Die Wasserstoffstrategie der Bundesregierung durch weitere Maßnahmen konkretisieren

Der Nachhaltigkeitsrat begrüßt und unterstützt die Nationale Wasserstoffstrategie der Bundesregierung und deren grundsätzliche Ausrichtung. Damit Wasserstoff jedoch zu einer marktfähigen Dekarbonisierungsoption mit technologischen und industriepolitischen Chancen für Deutschland, Europa und international wird, müssen Maßnahmen konkretisiert, erweitert und zeitnah in politisches Handeln übersetzt werden. Klima- und Umweltschutz, Versorgungssicherheit, Wettbewerbsfähigkeit, Bezahlbarkeit für Verbraucherinnen und Verbraucher, wirtschaftliche Tragfähigkeit für Unternehmen sowie europäische und globale Partnerschaften müssen dabei als Fundamente in einer nachhaltigen Wasserstoffstrategie verankert sein.
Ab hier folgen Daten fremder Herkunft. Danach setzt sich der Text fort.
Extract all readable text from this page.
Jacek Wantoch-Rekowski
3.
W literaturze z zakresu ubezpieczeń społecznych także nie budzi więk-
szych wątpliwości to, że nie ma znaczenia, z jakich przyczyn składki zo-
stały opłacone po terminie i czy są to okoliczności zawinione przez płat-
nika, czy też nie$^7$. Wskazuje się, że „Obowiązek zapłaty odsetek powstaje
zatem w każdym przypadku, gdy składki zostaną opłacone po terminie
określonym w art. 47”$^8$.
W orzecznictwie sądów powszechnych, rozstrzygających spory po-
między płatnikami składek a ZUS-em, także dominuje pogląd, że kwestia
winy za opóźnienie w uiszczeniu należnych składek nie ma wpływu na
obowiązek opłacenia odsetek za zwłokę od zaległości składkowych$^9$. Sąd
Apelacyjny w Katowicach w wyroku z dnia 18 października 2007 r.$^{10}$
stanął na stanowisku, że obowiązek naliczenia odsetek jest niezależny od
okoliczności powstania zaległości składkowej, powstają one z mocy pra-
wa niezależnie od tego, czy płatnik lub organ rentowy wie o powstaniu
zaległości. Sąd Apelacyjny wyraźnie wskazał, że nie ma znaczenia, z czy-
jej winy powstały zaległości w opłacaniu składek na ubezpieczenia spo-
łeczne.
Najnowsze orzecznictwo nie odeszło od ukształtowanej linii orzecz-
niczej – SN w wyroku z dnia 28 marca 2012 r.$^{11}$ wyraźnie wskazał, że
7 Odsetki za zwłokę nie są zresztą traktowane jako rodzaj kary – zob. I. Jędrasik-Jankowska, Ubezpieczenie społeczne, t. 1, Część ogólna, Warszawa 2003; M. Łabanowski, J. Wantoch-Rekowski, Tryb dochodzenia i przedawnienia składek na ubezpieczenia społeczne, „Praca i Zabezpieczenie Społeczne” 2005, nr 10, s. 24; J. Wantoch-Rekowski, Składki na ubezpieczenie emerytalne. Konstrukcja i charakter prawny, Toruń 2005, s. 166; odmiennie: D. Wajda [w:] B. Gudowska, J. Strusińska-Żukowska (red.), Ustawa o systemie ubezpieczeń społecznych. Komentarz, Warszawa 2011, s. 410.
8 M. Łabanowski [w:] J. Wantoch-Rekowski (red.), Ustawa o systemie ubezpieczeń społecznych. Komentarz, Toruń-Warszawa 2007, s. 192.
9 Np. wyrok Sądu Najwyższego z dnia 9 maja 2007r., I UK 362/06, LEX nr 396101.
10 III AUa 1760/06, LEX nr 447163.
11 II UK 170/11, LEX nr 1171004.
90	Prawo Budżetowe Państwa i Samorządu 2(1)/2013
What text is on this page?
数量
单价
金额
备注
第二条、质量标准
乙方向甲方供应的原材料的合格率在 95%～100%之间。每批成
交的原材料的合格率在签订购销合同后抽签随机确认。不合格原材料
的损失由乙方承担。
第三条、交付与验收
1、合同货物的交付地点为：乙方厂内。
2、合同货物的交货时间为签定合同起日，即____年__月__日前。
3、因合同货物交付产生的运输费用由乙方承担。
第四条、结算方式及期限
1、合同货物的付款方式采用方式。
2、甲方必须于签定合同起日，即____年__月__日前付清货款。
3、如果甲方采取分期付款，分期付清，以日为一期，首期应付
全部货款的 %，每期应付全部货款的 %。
Der Rat für Nachhaltige Entwicklung möchte die Umsetzung der Nationalen Wasserstoffstrategie der Bundesregierung eng begleiten und bietet eine Zusammenarbeit mit dem Nationalen Wasserstoffrat an. Der Nachhaltigkeitsrat rät der Bundesregierung, folgende Empfehlungen in der Nationalen Wasserstoffstrategie aufzugreifen:

1. Übergangszeiten inhaltlich definieren und „Lock-in“-Effekte vermeiden

Für eine erfolgversprechende Dekarbonisierungsstrategie müssen insbesondere die Weichen für grünen Wasserstoff gestellt werden.

Für den zügigen Markthochlauf einer industriellen Wasserstoffwirtschaft bedarf es verschiedener Technologien. Die Nutzung von klimaschädlichem, grauem Wasserstoff muss so schnell wie möglich beendet werden.

Blauer Wasserstoff kommt, um schnelle Emissionsminderungen zu erreichen, nur für einen Übergangszeitraum zum Einsatz.

Türkiser Wasserstoff, für dessen umwelt- und klimaneutralen Einsatz noch Forschungsanstrengungen notwendig sind, kann Teil einer neuen Wasserstoffwirtschaft werden. Voraussetzung dafür ist, dass die Gesamtbilanz bei der Gewinnung und dem Transport von fossilem Erdgas sowie der Produktion, dem Transport und der Lagerung von türkisem Wasserstoff treibhausgasneutral ist und der feste Kohlenstoff nachhaltig und sicher gelagert oder weiterverarbeitet wird. Aus Sicht des RNE muss die Energie für die Spaltung von Methan aus erneuerbaren Energien stammen.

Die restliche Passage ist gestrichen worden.